Bütün bu gelişmelerle birlikte Irak'ta direniş büyüyor. Afganistan'da olduğu gibi Irak'ta da işgalcilere yönelik saldırılar artıyor. Ama Irak'ın etnik, mezhebi, siyasi yapısının ortaya çıkardığı sorunlar, direnişten daha çok, işgalcilerin ekmeğine yağ sürecek konuların da gündeme taşınmasına yol açıyor. Şiilere ve Sünnilere yönelik saldırılarla, işgalcilerin temennisi olan mezhepler arası çatışmaların arttığı şeklinde bir kanaat oluşturulmaya çalışılıyor. Daha doğrusu saldırıların işgalciler ve güdümlerindeki medya tarafından tamamen mezhebi aidiyet çerçevesinde sunulduğunu görüyoruz. İşgalciler askerlerini Irak'ta tutmaya gerekçe olarak iç savaşı önleme iddiasını öne sürüyorlar, oysa ülkenin iç savaşa doğru gitmesine neden olanlar yine kendileri. Şii ve Sünni gruplar içerisindeki aşırı unsurların birbirlerine silah çekmeleri işgalcilerin varlığını meşrulaştırmadığı gibi bu durumu körükleyen de bizatihi ülkeyi işgal edenlerdir. Aklı selim sahibi her Müslüman, Iraklı sivil insanlara yönelik saldırıların yanlış olduğunun farkındadır. Şiiler ve Sünniler silahlarını birbirlerine değil işgalcilere doğrulttukları oranda doğru iş yapmış olurlar. Yaşananların bir tarafın diğer tarafa saldırısı şeklinde okunmaması gerekir. Bombalı saldırı ve akabinde diğer grubun intikam adına yaptığı saldırılar en fazla işgalcilerin işine yarıyor. Aslında tablo çok net: Emperyalist güçler, Müslümanlara ait bir coğrafyayı uyduruk gerekçelerle işgal etmiştir. Şiiler ve Sünniler ve bütün İslami unsurlar emperyalizmi bulundukları topraklarda geriletme çabası vermelidir. Aksi bütün çabalar yanlış, haksız pratikler doğuracaktır. ABD'nin vaat ettiği özgürlük, demokrasinin nemenem bir şey olduğunun ortaya çıktığı bugünlerde mevcut durum direnişi daha da gerekli kılıyor.

Irak'ta her gün ortalama 50-100 kişi öldürülüyor. BM raporlarına göre Temmuz ayında 3600, Ekim'de ise 3700 sivil öldürüldü. Başkent Bağdat'ın göbeğinde Yüksek Eğitim Bakanlığı'ndan 100 kadar yönetici-çalışan polis üniforması giyen silahlı kişilerce kaçırılıyor.
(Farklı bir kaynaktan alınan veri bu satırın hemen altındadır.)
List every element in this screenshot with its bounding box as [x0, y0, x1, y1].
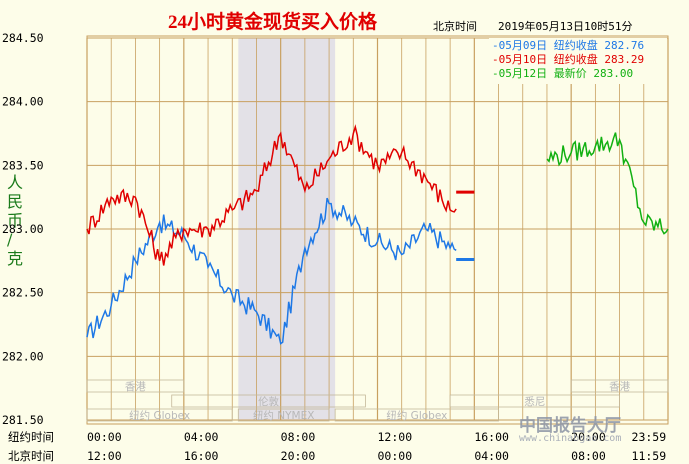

Uzun bir kriz döneminden sonra kurulan Nuri el-Maliki hükümeti eli kolu bağlanmış vaziyette gelişmeleri seyrediyor. İşgalcilerin namlusu altında kurulmuş bir hükümetin zaten yapacağı fazla bir şey yoktur. Başbakan Maliki'nin Ürdün'ün başkenti Amman'da Bush ile görüşecek olmasına Mukteda es-Sadr şiddetle karşı çıkıyor. Koalisyon hükümetinde Sadr grubundan 6 bakan, 270 sandalyeli mecliste 30 milletvekili bulunuyor. Sadr yanlısı milletvekillerinden Kusay Abdülvahab; "Maliki Bush ile görüşmesini iptal etmezse mecliste ve hükümetteki üyeliklerimizi askıya alacağız." diyerek tavırlarını belirtiyor. Irak'ı kan gölüne çeviren, ekonomik, kültürel alt yapısını ortadan kaldıran katillerle görüşülecek hangi konu olabilir ki? İbrahim Caferi hükümetini deviren ABD'nin özellikle geçtiğimiz Ekim ayında el-Maliki hükümetini devirme çabası içinde olduğu gündeme geldi. Son gelişmeler kongre seçimleri, Irak Çalışma Grubu'nun raporu bu niyeti şimdilik gündeme taşımalarını askıya aldırıyorsa da yakın gelecekte işgalcilerle mevcut hükümet arasındaki çelişkiler derinleşecektir. Dolayısıyla işgalcilerin icazetiyle hükümet kurma yerine özgür, bağımsız bir Irak için işgalcilere karşı savaşımın çabası içinde olunmalıdır.